Komunitas internasional dan organisasi global telah mendesak militer Israel untuk membatalkan rencananya merebut kota tersebut, memperingatkan bahwa serangan semacam itu dapat semakin memperburuk krisis kemanusiaan yang sudah mengerikan.
Yan menyarankan agar Israel pergi ke PBB dan menyetujui solusi dua negara untuk mendirikan negara Palestina.
“Setelah Anda memiliki dua negara, Anda dapat bekerja sama dengan Palestina untuk melawan teroris. Jika Anda tidak bekerja sama dengan Palestina, Anda tidak akan pernah bisa memenangkan perang melawan teroris,” kata cendekiawan tersebut.
Shoshan membantah tuduhan tersebut, menambahkan bahwa perang akan berakhir ketika Hamas membebaskan sandera Israel dan menyerahkan senjatanya. Yan menanggapi dengan mengatakan bahwa “propaganda” semacam itu telah “terlalu banyak” dan “tidak ada yang mempercayainya, kecuali beberapa orang Israel”.
Serangan Israel selama dua tahun di Gaza telah menewaskan lebih dari 65.200 warga Palestina, menurut otoritas kesehatan di Jalur Gaza.
Pekan lalu, Majelis Umum PBB memberikan suara mayoritas untuk mendukung solusi dua negara untuk konflik Israel-Palestina dan mendesak Israel untuk berkomitmen pada negara Palestina.
Resolusi tersebut melibatkan pembentukan Negara Palestina yang layak dan berdaulat, pelucutan senjata Hamas dan pengucilannya dari pemerintahan di Gaza, serta normalisasi hubungan antara Israel dan negara-negara Arab setelah serangan Israel terhadap Qatar.
Sebelumnya, diplomat tinggi Cina Wang Yi mencatat bahwa Gaza adalah milik rakyat Palestina. “Itu adalah bagian tak terpisahkan dari wilayah Palestina. Mengubah statusnya dengan cara paksa tidak akan membawa perdamaian, melainkan hanya kekacauan baru,” ujar Wang.
Cina pada Kamis mengecam tuduhan Perdana Menteri Benjamin Netanyahu bahwa Beijing membantu mengatur “blokade politik” terhadap Israel.
“Cina terkejut dengan pernyataan pemimpin Israel tersebut,” kata Kedutaan Besar Cina di Israel, menyebut klaim tersebut tidak berdasar, yang “merusak hubungan Cina-Israel, dan merupakan sesuatu yang sangat dikhawatirkan dan ditentang keras oleh Cina”.

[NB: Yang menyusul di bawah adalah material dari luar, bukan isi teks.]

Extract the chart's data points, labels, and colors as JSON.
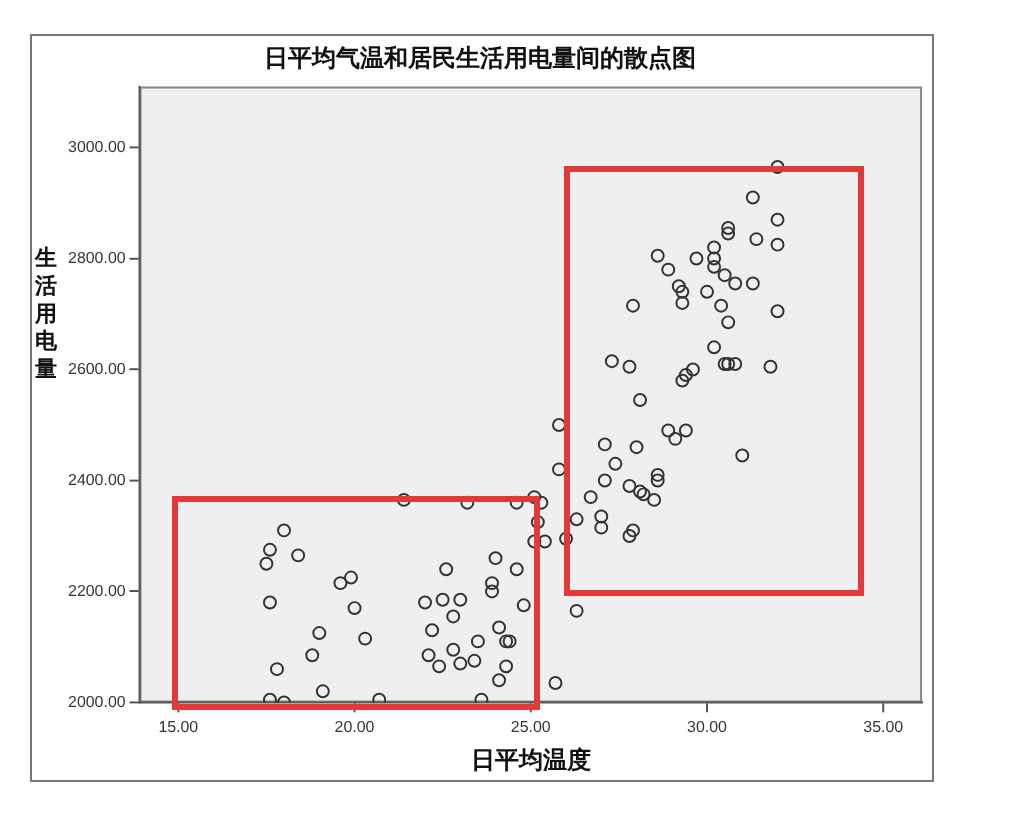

Berbicara di hadapan delegasi besar pejabat AS awal pekan ini, Netanyahu menuduh Cina dan Qatar “mengatur serangan terhadap Israel… [melalui] media sosial dunia Barat dan Amerika Serikat.”
Ia mengatakan kepada i24News: “Saat ini ada upaya untuk memberlakukan blokade terhadap Israel oleh berbagai entitas dan negara, yang dipimpin oleh Qatar. Pertama-tama, blokade media yang didanai dengan dana yang sangat besar, baik dari Qatar maupun dari negara lain seperti Cina.”